BC Dairy Goes Bold to Help People be Proud About Milk - Cowsmo

BC Dairy Goes Bold to Help People be Proud About Milk

The BC Dairy Association’s new avant-garde creative is a far cry from milk moustaches and pouring the beverage into cereal, but the industry association hopes its a way to entice younger Canadians.

The “Nothing Better” campaign is built around an interpretive dancer tiptoeing her way through glasses of milk, a decadent Fellini-esque dinner party, a mindfulness retreat and an urban overpass streetscape, populated by youngsters getting ice cream from a truck.

“By exuding boldness and confidence, we want to empower people to keep enjoying the things they love, including milk and dairy products, without being held back by what other people might think,” says James Sadler, ECD of TAXI Vancouver, which developed the spot.

Milk consumption in liters per capita has been slowly declining for two decades, and BC Dairy hopes its hopes this new, experimental approach resonates with a younger demo, a group that’s experiencing particularly steep declines in milk consumption.
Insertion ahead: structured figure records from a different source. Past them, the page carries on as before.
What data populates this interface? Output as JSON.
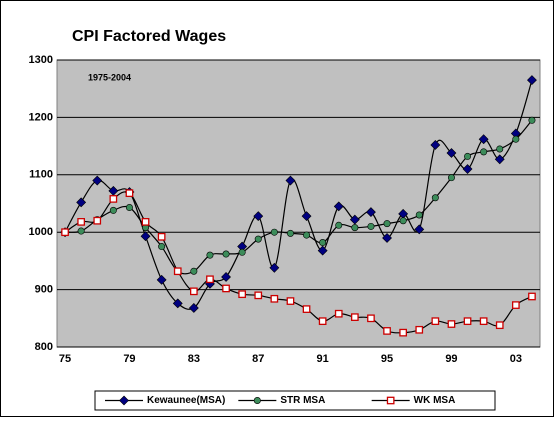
{
  "chart_data": {
    "type": "line",
    "title": "CPI Factored Wages",
    "annotation": "1975-2004",
    "categories": [
      "75",
      null,
      null,
      null,
      "79",
      null,
      null,
      null,
      "83",
      null,
      null,
      null,
      "87",
      null,
      null,
      null,
      "91",
      null,
      null,
      null,
      "95",
      null,
      null,
      null,
      "99",
      null,
      null,
      null,
      "03",
      null
    ],
    "series": [
      {
        "name": "Kewaunee(MSA)",
        "color": "#000080",
        "marker": "diamond",
        "values": [
          1000,
          1052,
          1090,
          1072,
          1070,
          993,
          917,
          876,
          868,
          910,
          922,
          975,
          1028,
          938,
          1090,
          1028,
          968,
          1045,
          1022,
          1035,
          990,
          1032,
          1005,
          1152,
          1138,
          1110,
          1162,
          1127,
          1172,
          1265
        ]
      },
      {
        "name": "STR MSA",
        "color": "#3c8c5a",
        "marker": "circle",
        "values": [
          1000,
          1002,
          1022,
          1038,
          1043,
          1008,
          975,
          932,
          932,
          960,
          962,
          965,
          988,
          1000,
          998,
          995,
          982,
          1012,
          1008,
          1010,
          1015,
          1020,
          1030,
          1060,
          1095,
          1132,
          1140,
          1145,
          1162,
          1195
        ]
      },
      {
        "name": "WK MSA",
        "color": "#cc0000",
        "marker": "square",
        "values": [
          1000,
          1018,
          1020,
          1058,
          1068,
          1018,
          992,
          932,
          897,
          918,
          902,
          892,
          890,
          884,
          880,
          866,
          845,
          858,
          852,
          850,
          828,
          825,
          830,
          845,
          840,
          845,
          845,
          838,
          873,
          888
        ]
      }
    ],
    "ylim": [
      800,
      1300
    ],
    "yticks": [
      800,
      900,
      1000,
      1100,
      1200,
      1300
    ],
    "grid": true
  }
}
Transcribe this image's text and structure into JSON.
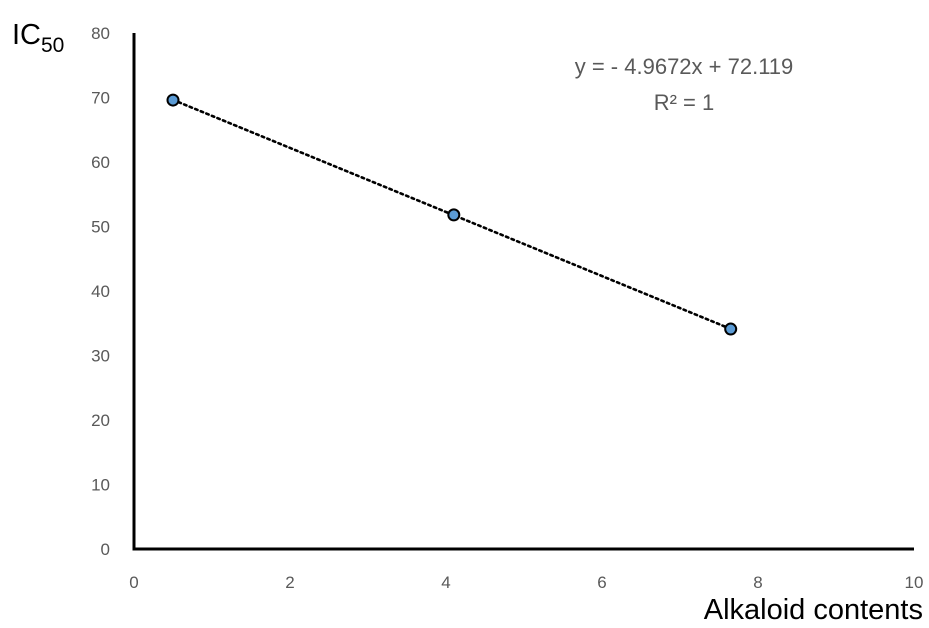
{
  "chart_data": {
    "type": "scatter",
    "title": "",
    "xlabel": "Alkaloid contents",
    "ylabel": {
      "main": "IC",
      "sub": "50"
    },
    "xlim": [
      0,
      10
    ],
    "ylim": [
      0,
      80
    ],
    "xticks": [
      0,
      2,
      4,
      6,
      8,
      10
    ],
    "yticks": [
      0,
      10,
      20,
      30,
      40,
      50,
      60,
      70,
      80
    ],
    "grid": false,
    "legend": "none",
    "series": [
      {
        "points": [
          {
            "x": 0.5,
            "y": 69.6
          },
          {
            "x": 4.1,
            "y": 51.8
          },
          {
            "x": 7.65,
            "y": 34.1
          }
        ],
        "marker_color": "#5b9bd5",
        "marker_edge": "#000000"
      }
    ],
    "trendline": {
      "type": "linear",
      "slope": -4.9672,
      "intercept": 72.119,
      "x_range": [
        0.5,
        7.65
      ],
      "style": "dotted",
      "color": "#000000",
      "equation_label": "y = - 4.9672x + 72.119",
      "r2_label": "R² = 1",
      "label_position": "top-right"
    }
  }
}
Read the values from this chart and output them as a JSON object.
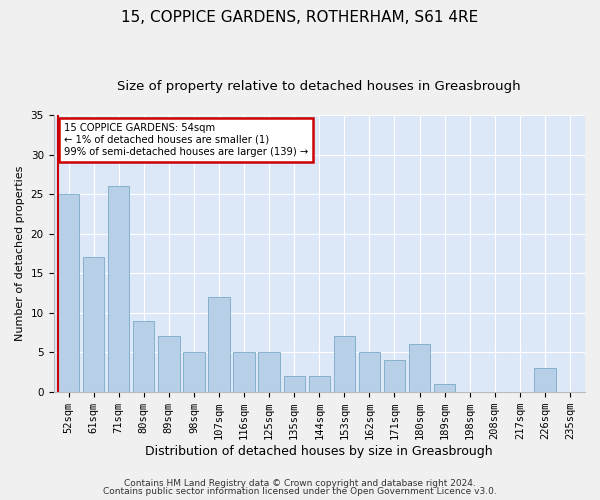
{
  "title": "15, COPPICE GARDENS, ROTHERHAM, S61 4RE",
  "subtitle": "Size of property relative to detached houses in Greasbrough",
  "xlabel": "Distribution of detached houses by size in Greasbrough",
  "ylabel": "Number of detached properties",
  "categories": [
    "52sqm",
    "61sqm",
    "71sqm",
    "80sqm",
    "89sqm",
    "98sqm",
    "107sqm",
    "116sqm",
    "125sqm",
    "135sqm",
    "144sqm",
    "153sqm",
    "162sqm",
    "171sqm",
    "180sqm",
    "189sqm",
    "198sqm",
    "208sqm",
    "217sqm",
    "226sqm",
    "235sqm"
  ],
  "values": [
    25,
    17,
    26,
    9,
    7,
    5,
    12,
    5,
    5,
    2,
    2,
    7,
    5,
    4,
    6,
    1,
    0,
    0,
    0,
    3,
    0
  ],
  "bar_color": "#b8cfe8",
  "bar_edge_color": "#7aaac8",
  "highlight_color": "#cc0000",
  "annotation_line1": "15 COPPICE GARDENS: 54sqm",
  "annotation_line2": "← 1% of detached houses are smaller (1)",
  "annotation_line3": "99% of semi-detached houses are larger (139) →",
  "annotation_box_color": "#cc0000",
  "ylim": [
    0,
    35
  ],
  "yticks": [
    0,
    5,
    10,
    15,
    20,
    25,
    30,
    35
  ],
  "background_color": "#dce8f8",
  "grid_color": "#ffffff",
  "footer_line1": "Contains HM Land Registry data © Crown copyright and database right 2024.",
  "footer_line2": "Contains public sector information licensed under the Open Government Licence v3.0.",
  "title_fontsize": 11,
  "subtitle_fontsize": 9.5,
  "xlabel_fontsize": 9,
  "ylabel_fontsize": 8,
  "tick_fontsize": 7.5,
  "footer_fontsize": 6.5
}
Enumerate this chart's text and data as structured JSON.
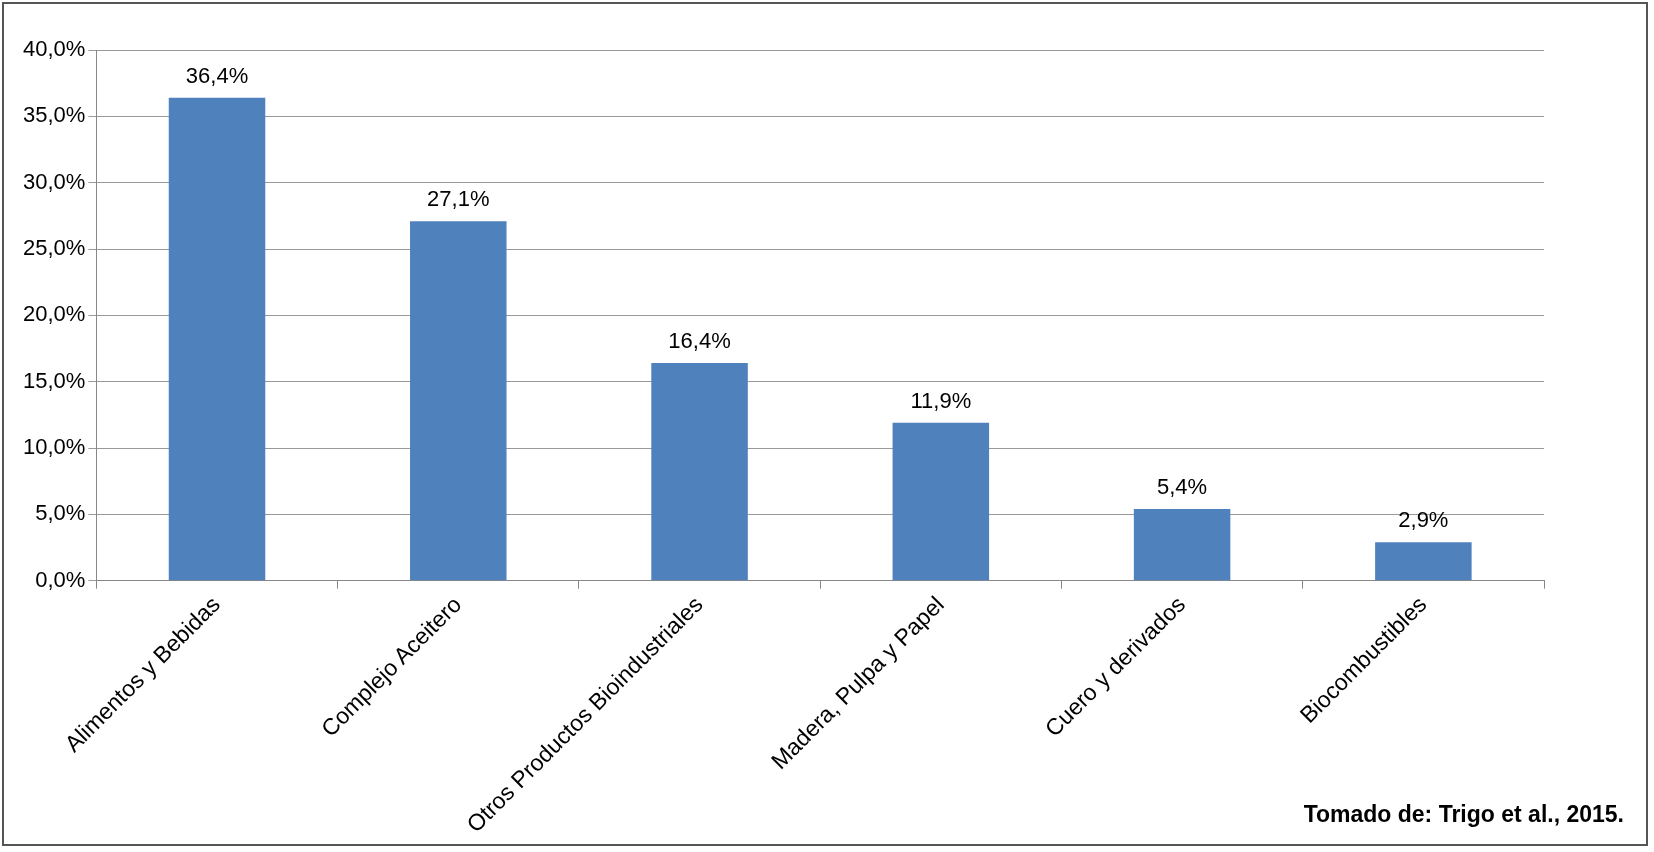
{
  "chart_data": {
    "type": "bar",
    "categories": [
      "Alimentos y Bebidas",
      "Complejo Aceitero",
      "Otros Productos Bioindustriales",
      "Madera, Pulpa y Papel",
      "Cuero y derivados",
      "Biocombustibles"
    ],
    "values": [
      36.4,
      27.1,
      16.4,
      11.9,
      5.4,
      2.9
    ],
    "value_labels": [
      "36,4%",
      "27,1%",
      "16,4%",
      "11,9%",
      "5,4%",
      "2,9%"
    ],
    "color": "#4f81bd",
    "ylim": [
      0,
      40
    ],
    "yticks": [
      {
        "value": 0,
        "label": "0,0%"
      },
      {
        "value": 5,
        "label": "5,0%"
      },
      {
        "value": 10,
        "label": "10,0%"
      },
      {
        "value": 15,
        "label": "15,0%"
      },
      {
        "value": 20,
        "label": "20,0%"
      },
      {
        "value": 25,
        "label": "25,0%"
      },
      {
        "value": 30,
        "label": "30,0%"
      },
      {
        "value": 35,
        "label": "35,0%"
      },
      {
        "value": 40,
        "label": "40,0%"
      }
    ],
    "grid": "y",
    "annotations": [
      "Tomado de: Trigo et al., 2015."
    ]
  }
}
But the campaign is built on insights that while younger consumers are reticent to share their love of dairy products publicly – be it due to perceptions about its health value or environmental impact – they still like to enjoy the foods associated with it like ice cream, and the food they can make with it, according to Jennifer Woron, director of marketing for the BC Dairy Association,

“What we wanted to do with this campaign is to provide confidence in making choices for yourself and feeling good about them,”  she says.

“Taxi lead us in a very artistic approach to the creative, something that was very different than we’ve ever done for milk or dairy products,” she adds. “Our hope is that it does capture an attitude we are trying to portray, reinforcing making choices for yourself and doing it in an artistic, eye-catching, beautiful way.”

The “Nothing Better” campaign will run over the next year from August to July (across four phases that each focus on different themes) and will be video-focused, featuring 60, 30, 15, and 6-second spots. While it will air throughout the province in cinemas, the campaign will predominantly run on digital platforms with a focus on audio on, high-quality content destinations, the brand says.

BC Dairy is explicitly targeting younger consumers with the digital-first approach, but the cinema element has a role there too. “We had always envisioned this campaign to be in movie theatres,” Woron says, as the more cinematic approach it is taking will play well in that environment.

The organization is also rolling out its new barn/carton logo, aimed at consolidating the previously-separate BC Dairy Association and BC Milk brand identities into a single logo and brand.

The Association recently launched a more brand-focused campaign effort about promoting farmers and milk as a local product, “It’s ready,” BC Dairy’s focus on milk around meal time usage occasions, which will have another iteration coming in the fall.

The ad spend is comparable to other efforts it’s had in market around this time of year, Woron says. The media partner is OMD.